I have a CSV file that contains 3 Columns: Forename, Surname and Date of Death. I need to parse each line of the CSV, extract the individual parts of the date of death, and then create a custom URL that I can then send as a request to a website. The response then needs to be used to extract data from a HTML table that is produced from this request. This extracted data should then be stored in either a CSV or txt file.
How would I make this more efficient via parallelisation, as there is a decent number of lines in this file that need processing?
The original version of this program has been made and works in Java. I am looking to move it over to Python as I want to learn the language and I've heard that it is more efficient.

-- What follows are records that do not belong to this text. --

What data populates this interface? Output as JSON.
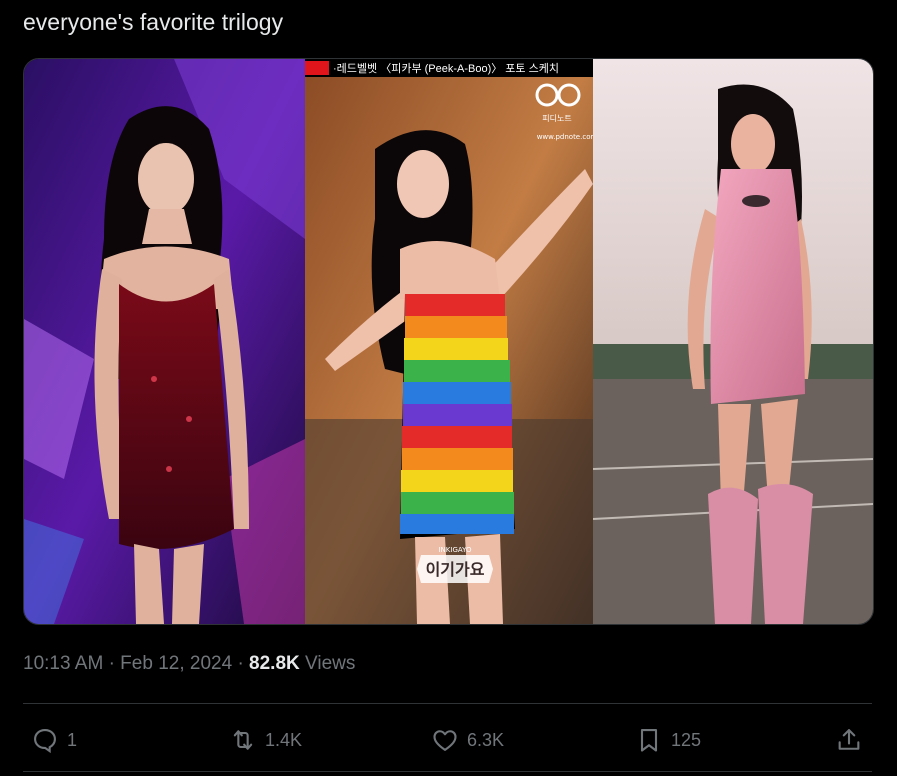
{
  "tweet": {
    "text": "everyone's favorite trilogy"
  },
  "media": {
    "caption_korean": "·레드벨벳 〈피카부 (Peek-A-Boo)〉 포토 스케치",
    "watermark_left": "피디노트",
    "watermark_bottom": "이기가요",
    "watermark_bottom_small": "INKIGAYO",
    "site_text": "www.pdnote.com"
  },
  "meta": {
    "time": "10:13 AM",
    "separator1": "·",
    "date": "Feb 12, 2024",
    "separator2": "·",
    "views_count": "82.8K",
    "views_label": "Views"
  },
  "actions": {
    "reply_count": "1",
    "retweet_count": "1.4K",
    "like_count": "6.3K",
    "bookmark_count": "125"
  },
  "colors": {
    "background": "#000000",
    "text_primary": "#e7e9ea",
    "text_secondary": "#71767b",
    "border": "#2f3336"
  }
}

This is relevant code that I have in Python so far. However, this isn't working at the moment, the error thrown is:
File "<ipython-input-23-17025eccd9eb>", line 4
print 'line[{}] = {}'.format(i, line)
^
SyntaxError: invalid syntax
import csv
with open("List_new.csv", "r") as f:
reader = csv.reader(f, delimiter=", ")
for i, line in enumerate(reader):
print 'line[{}] = {}'.format(i, line)
Essentially, I wish to go through the CSV file line by line, extract the relevant data, form a Custom URL for each line, and then send a HTTP request that can then be processed, while also asynchronously sending the requests out to speed up the process.
Any help would be much appreciated!